Aim Attention Deficit Hyperactivity Disorder (ADHD) is a neurodevelopmental disorder that affects approximately 4–6% of school-aged children. Research into the aetiology of ADHD has focussed on genetic and biological factors, with much less information on environment and social aspects. There is a general perception that ADHD is linked to deprivation, but there are not enough studies in literature to prove or disprove this assumption. The aim of this study was to investigate the relationship between social deprivation and ADHD.
Method We included all patients diagnosed with ADHD by the community paediatric department (only those on medications). Postcodes of these patients were used to produce deprivation scores, which included overall deprivation and sub-scores for income, social and housing factors. Indices of Deprivation 2010 are available for 32,482 small geographical areas (Lower Super Output Areas, LSOAs) in England, ranked from 1 (most deprived) to 32,482 (least deprived). These are further divided into fifths to produce English deprivation quintiles. Each postcode was then allocated to a quintile based on their deprivation score, where quintile 1 represents the most deprived.

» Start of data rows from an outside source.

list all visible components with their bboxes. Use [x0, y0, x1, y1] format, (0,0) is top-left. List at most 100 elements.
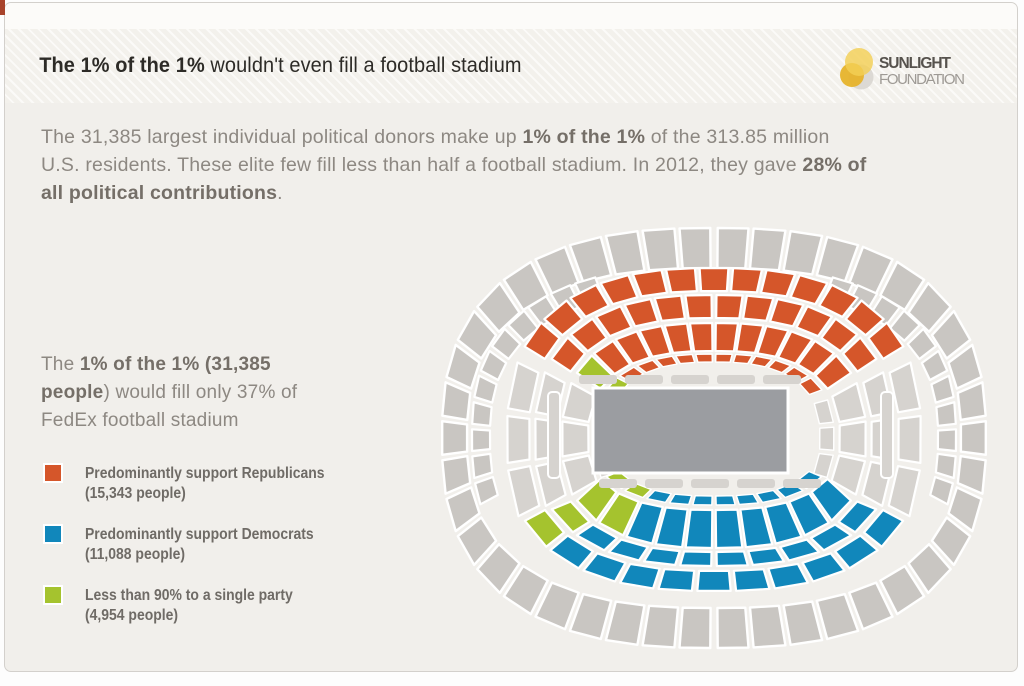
seat-block-empty [561, 420, 590, 458]
seat-block-republican [675, 353, 696, 365]
seat-block-empty [506, 361, 540, 414]
suite-strip [783, 479, 821, 488]
seat-block-empty [445, 486, 481, 533]
seat-block-empty [568, 592, 613, 641]
seat-block-empty [838, 420, 867, 458]
seat-block-empty [479, 349, 508, 382]
seat-block-democrat [582, 552, 627, 583]
seat-block-empty [815, 592, 860, 641]
title-band: The 1% of the 1% wouldn't even fill a fo… [5, 29, 1017, 103]
seat-block-democrat [862, 508, 905, 548]
seat-block-empty [561, 382, 597, 423]
seat-block-democrat [669, 493, 693, 506]
suite-strip [737, 479, 775, 488]
seat-block-democrat [747, 546, 786, 567]
seat-block-empty [848, 581, 894, 631]
seat-block-democrat [679, 550, 713, 568]
seat-block-republican [730, 267, 763, 294]
seat-block-democrat [788, 492, 830, 537]
seat-block-democrat [764, 501, 803, 545]
seat-block-republican [614, 330, 651, 365]
seat-block-democrat [715, 550, 749, 568]
legend-sublabel: (11,088 people) [85, 546, 186, 563]
seat-block-democrat [756, 489, 782, 504]
split-party-swatch [45, 587, 61, 603]
seat-block-democrat [809, 523, 853, 552]
seat-block-empty [959, 420, 987, 456]
seat-block-empty [936, 428, 958, 453]
page-title-bold: The 1% of the 1% [39, 54, 205, 77]
seat-block-republican [732, 353, 753, 365]
intro-bold-contributions: 28% of all political contributions [41, 154, 867, 204]
seat-block-republican [759, 268, 797, 298]
seat-block-empty [568, 235, 613, 284]
seat-block-empty [956, 381, 987, 422]
caption-bold: 1% of the 1% (31,385 people [41, 354, 271, 403]
seat-block-split [523, 508, 566, 548]
seat-block-empty [907, 281, 952, 333]
seat-block-republican [867, 321, 905, 360]
suite-strip [645, 479, 683, 488]
seat-block-empty [476, 281, 521, 333]
seat-block-republican [663, 322, 693, 354]
seat-block-republican [638, 324, 672, 358]
seat-block-empty [897, 414, 922, 464]
seat-block-empty [471, 452, 494, 480]
seat-block-empty [716, 606, 750, 650]
seat-block-empty [947, 486, 983, 533]
seat-block-republican [631, 268, 669, 298]
seat-block-republican [698, 267, 730, 293]
seat-block-empty [534, 581, 580, 631]
seat-block-republican [798, 377, 823, 396]
seat-block-democrat [714, 508, 744, 550]
legend-sublabel: (4,954 people) [85, 607, 179, 624]
legend-item-split: Less than 90% to a single party (4,954 p… [45, 586, 351, 626]
seat-block-democrat [619, 562, 661, 590]
seat-block-empty [473, 374, 498, 404]
seat-block-empty [887, 465, 921, 518]
seat-block-empty [813, 399, 834, 425]
seat-block-republican [715, 293, 744, 320]
seat-block-republican [750, 355, 773, 368]
seat-block-republican [543, 299, 584, 337]
seat-block-democrat [696, 569, 732, 592]
seat-block-empty [441, 420, 469, 456]
seat-block-empty [934, 452, 957, 480]
suite-strip [717, 375, 755, 384]
seat-block-republican [795, 305, 833, 338]
seat-block-empty [678, 226, 712, 270]
seat-block-democrat [654, 506, 689, 549]
seat-block-republican [595, 305, 633, 338]
seat-block-republican [844, 299, 885, 337]
suite-strip [763, 375, 801, 384]
seat-block-empty [879, 564, 926, 616]
seat-block-empty [456, 516, 498, 567]
seat-block-republican [636, 359, 661, 374]
seat-block-republican [684, 293, 713, 320]
seat-block-empty [502, 564, 549, 616]
page-title-rest: wouldn't even fill a football stadium [204, 54, 522, 77]
seat-block-republican [665, 267, 698, 294]
seat-block-democrat [575, 523, 619, 552]
seat-block-republican [777, 330, 814, 365]
seat-block-empty [678, 606, 712, 650]
page-title: The 1% of the 1% wouldn't even fill a fo… [5, 54, 522, 78]
caption-text: The [41, 354, 80, 375]
intro-paragraph: The 31,385 largest individual political … [41, 123, 871, 207]
seat-block-empty [813, 452, 834, 479]
suite-strip [579, 375, 617, 384]
intro-text-3: . [277, 182, 283, 204]
seat-block-democrat [834, 534, 879, 570]
corner-accent-mark [0, 0, 5, 15]
seat-block-republican [735, 322, 765, 354]
infographic-card: The 1% of the 1% wouldn't even fill a fo… [4, 2, 1018, 672]
intro-text: The 31,385 largest individual political … [41, 126, 523, 148]
sunlight-foundation-logo: SUNLIGHT FOUNDATION [840, 48, 965, 90]
stadium-caption: The 1% of the 1% (31,385 people) would f… [41, 351, 343, 435]
legend-sublabel: (15,343 people) [85, 485, 186, 502]
seat-block-empty [956, 454, 987, 495]
seat-block-republican [688, 321, 714, 353]
seat-block-republican [789, 274, 829, 306]
seat-block-empty [641, 604, 680, 649]
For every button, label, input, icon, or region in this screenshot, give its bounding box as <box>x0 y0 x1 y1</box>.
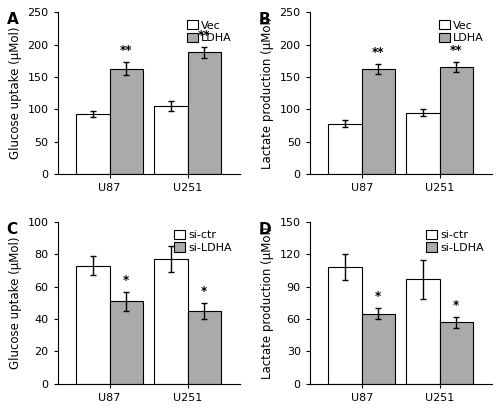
Bar <box>406 113 440 174</box>
Bar <box>110 301 143 383</box>
Y-axis label: Lactate production (μMol): Lactate production (μMol) <box>261 17 274 169</box>
Y-axis label: Lactate production (μMol): Lactate production (μMol) <box>261 226 274 379</box>
Text: **: ** <box>198 30 210 42</box>
Bar <box>188 311 221 383</box>
Text: A: A <box>6 12 18 28</box>
Text: **: ** <box>450 44 462 57</box>
Bar <box>110 69 143 174</box>
Text: **: ** <box>372 46 384 59</box>
Bar <box>328 267 362 383</box>
Text: *: * <box>453 299 460 312</box>
Legend: Vec, LDHA: Vec, LDHA <box>184 18 234 46</box>
Text: *: * <box>201 285 207 298</box>
Legend: si-ctr, si-LDHA: si-ctr, si-LDHA <box>172 228 234 255</box>
Bar <box>328 124 362 174</box>
Y-axis label: Glucose uptake (μMol): Glucose uptake (μMol) <box>9 27 22 159</box>
Bar <box>76 114 110 174</box>
Bar <box>362 69 395 174</box>
Text: *: * <box>123 274 130 286</box>
Text: B: B <box>259 12 270 28</box>
Bar <box>406 279 440 383</box>
Bar <box>154 106 188 174</box>
Bar <box>440 67 473 174</box>
Text: **: ** <box>120 44 132 57</box>
Text: *: * <box>375 290 382 303</box>
Bar <box>362 314 395 383</box>
Legend: Vec, LDHA: Vec, LDHA <box>436 18 486 46</box>
Text: C: C <box>6 222 18 237</box>
Bar <box>76 266 110 383</box>
Bar <box>440 322 473 383</box>
Text: D: D <box>259 222 272 237</box>
Bar <box>188 53 221 174</box>
Legend: si-ctr, si-LDHA: si-ctr, si-LDHA <box>424 228 486 255</box>
Y-axis label: Glucose uptake (μMol): Glucose uptake (μMol) <box>9 237 22 369</box>
Bar <box>154 259 188 383</box>
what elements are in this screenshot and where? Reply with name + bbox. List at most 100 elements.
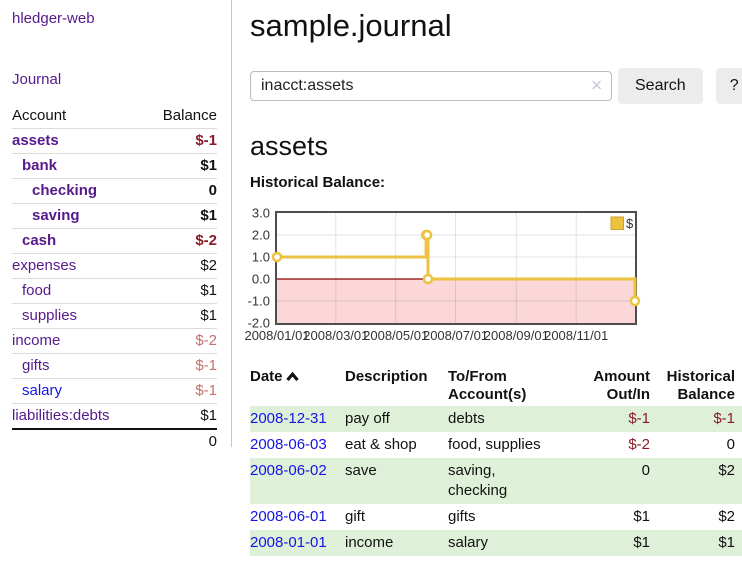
register-description: income xyxy=(345,534,394,551)
amount-column-header: Amount Out/In xyxy=(593,368,650,403)
sidebar-account-link-liabilities-debts[interactable]: liabilities:debts xyxy=(12,407,110,424)
chart-title: Historical Balance: xyxy=(250,174,386,191)
chart-plot[interactable]: $ xyxy=(271,211,641,325)
sidebar-account-row: food $1 xyxy=(12,278,217,304)
chart-x-tick-label: 2008/11/01 xyxy=(544,328,609,343)
data-point-marker xyxy=(421,229,433,241)
register-date-link[interactable]: 2008-01-01 xyxy=(250,534,327,551)
search-button[interactable]: Search xyxy=(618,68,703,104)
search-box: ✕ xyxy=(250,71,612,101)
register-balance: $2 xyxy=(718,508,735,525)
register-amount: $1 xyxy=(633,534,650,551)
sidebar-account-link-supplies[interactable]: supplies xyxy=(22,307,78,324)
register-accounts: saving, checking xyxy=(448,462,508,499)
balance-column-header-register: Historical Balance xyxy=(666,368,735,403)
brand-link[interactable]: hledger-web xyxy=(12,10,95,27)
sidebar-account-balance: $1 xyxy=(143,303,217,329)
date-column-header[interactable]: Date xyxy=(250,366,345,406)
sidebar-account-row: supplies $1 xyxy=(12,303,217,329)
data-point-marker xyxy=(422,273,434,285)
register-accounts: food, supplies xyxy=(448,436,541,453)
sidebar-account-balance: $1 xyxy=(143,153,217,179)
account-heading: assets xyxy=(250,131,329,161)
register-date-link[interactable]: 2008-06-02 xyxy=(250,462,327,479)
sidebar-account-row: gifts $-1 xyxy=(12,353,217,379)
data-point-marker xyxy=(629,295,641,307)
sidebar: hledger-web Journal Account Balance asse… xyxy=(0,0,232,454)
register-row: 2008-01-01 income salary $1 $1 xyxy=(250,530,742,556)
clear-search-icon[interactable]: ✕ xyxy=(590,77,603,95)
sidebar-account-link-checking[interactable]: checking xyxy=(32,182,98,199)
sidebar-account-balance: $-1 xyxy=(143,378,217,404)
register-accounts: debts xyxy=(448,410,485,427)
chart-x-tick-label: 2008/05/01 xyxy=(363,328,429,343)
chart-y-tick-label: 0.0 xyxy=(251,271,270,287)
sidebar-account-balance: $1 xyxy=(143,278,217,304)
sidebar-account-link-food[interactable]: food xyxy=(22,282,52,299)
sidebar-account-link-bank[interactable]: bank xyxy=(22,157,58,174)
sidebar-account-row: cash $-2 xyxy=(12,228,217,254)
sidebar-account-link-salary[interactable]: salary xyxy=(22,382,63,399)
sidebar-total-balance: 0 xyxy=(143,428,217,454)
sidebar-account-link-saving[interactable]: saving xyxy=(32,207,80,224)
register-balance: 0 xyxy=(726,436,735,453)
sidebar-account-link-expenses[interactable]: expenses xyxy=(12,257,77,274)
sidebar-account-link-gifts[interactable]: gifts xyxy=(22,357,50,374)
chart-y-tick-label: -1.0 xyxy=(247,293,270,309)
chart-x-tick-label: 2008/07/01 xyxy=(422,328,489,343)
register-amount: 0 xyxy=(641,462,650,479)
chart-area: $ 3.0 2.0 1.0 0.0 -1.0 -2.0 2008/01/01 2008/03/… xyxy=(240,204,660,346)
chart-x-tick-label: 2008/01/01 xyxy=(244,328,310,343)
description-column-header: Description xyxy=(345,368,428,385)
register-accounts: gifts xyxy=(448,508,476,525)
chart-x-tick-label: 2008/09/01 xyxy=(483,328,549,343)
sidebar-account-row: liabilities:debts $1 xyxy=(12,403,217,429)
register-amount: $-1 xyxy=(628,410,650,427)
sidebar-account-row: checking 0 xyxy=(12,178,217,204)
page-title: sample.journal xyxy=(250,8,452,43)
sidebar-account-link-income[interactable]: income xyxy=(12,332,61,349)
sidebar-account-row: income $-2 xyxy=(12,328,217,354)
register-amount: $-2 xyxy=(628,436,650,453)
sidebar-account-row: expenses $2 xyxy=(12,253,217,279)
sidebar-account-balance: $-1 xyxy=(143,128,217,154)
sidebar-account-rows: assets $-1 bank $1 checking 0 saving $1 cash $-2 e… xyxy=(12,128,217,429)
register-row: 2008-06-01 gift gifts $1 $2 xyxy=(250,504,742,530)
legend-label: $ xyxy=(626,216,634,231)
register-row: 2008-06-02 save saving, checking 0 $2 xyxy=(250,458,742,504)
page: hledger-web Journal Account Balance asse… xyxy=(0,0,742,556)
negative-region xyxy=(277,279,635,323)
search-bar: ✕ Search ? xyxy=(250,68,742,104)
help-button[interactable]: ? xyxy=(715,68,742,104)
main-content: sample.journal ✕ Search ? assets Histori… xyxy=(232,0,742,556)
account-column-header: Account xyxy=(12,107,67,124)
register-description: eat & shop xyxy=(345,436,417,453)
sidebar-account-balance: $-2 xyxy=(143,228,217,254)
sidebar-account-balance: $1 xyxy=(143,403,217,429)
register-row: 2008-12-31 pay off debts $-1 $-1 xyxy=(250,406,742,432)
sidebar-account-balance: 0 xyxy=(143,178,217,204)
register-accounts: salary xyxy=(448,534,489,551)
chart-x-tick-label: 2008/03/01 xyxy=(303,328,369,343)
sidebar-item-journal[interactable]: Journal xyxy=(12,71,62,88)
register-balance: $2 xyxy=(718,462,735,479)
register-balance: $-1 xyxy=(713,410,735,427)
sidebar-account-balance: $2 xyxy=(143,253,217,279)
register-balance: $1 xyxy=(718,534,735,551)
search-input[interactable] xyxy=(250,71,612,101)
sidebar-account-balance: $-1 xyxy=(143,353,217,379)
accounts-column-header: To/From Account(s) xyxy=(448,368,527,403)
register-date-link[interactable]: 2008-06-01 xyxy=(250,508,327,525)
register-table: Date Description To/From Account(s) Amou… xyxy=(250,366,742,556)
sidebar-account-link-cash[interactable]: cash xyxy=(22,232,57,249)
chart-y-tick-label: 1.0 xyxy=(251,249,270,265)
register-header-row: Date Description To/From Account(s) Amou… xyxy=(250,366,742,406)
total-spacer xyxy=(12,428,144,454)
sidebar-account-balance: $-2 xyxy=(143,328,217,354)
register-rows: 2008-12-31 pay off debts $-1 $-1 2008-06-03 ea… xyxy=(250,406,742,556)
chart-y-tick-label: -2.0 xyxy=(247,315,270,331)
sidebar-account-link-assets[interactable]: assets xyxy=(12,132,59,149)
register-date-link[interactable]: 2008-06-03 xyxy=(250,436,327,453)
register-date-link[interactable]: 2008-12-31 xyxy=(250,410,327,427)
sidebar-account-balance: $1 xyxy=(143,203,217,229)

Results A total of 144 patients diagnosed with ADHD were being treated with medication. The male to female ratio was 4.5:1 (M: F). The deprivation scores were calculated and it showed that 64 patients (44.4%) were in the most deprived quintile (quintile 1), and followed in a relatively linear pattern. A similar pattern was seen for income, crime, employment, education, skills and training domain and health deprivation and disability, where 69, 57, 74, 69 and 59 patients were placed in quintile 1, respectively.
Conclusion Our study shows an association between the prevalence of ADHD in children and deprivation index. Also there is clear link between sub scores for income, crime, employment, education, skills and training domain and health deprivation and disability and prevalence of ADHD.
Indices of deprivation could be used to predict the expected prevalence of ADHD within the community and thus plan allocation of resources. Ours is a small sample size, but results support further investigation with a larger study.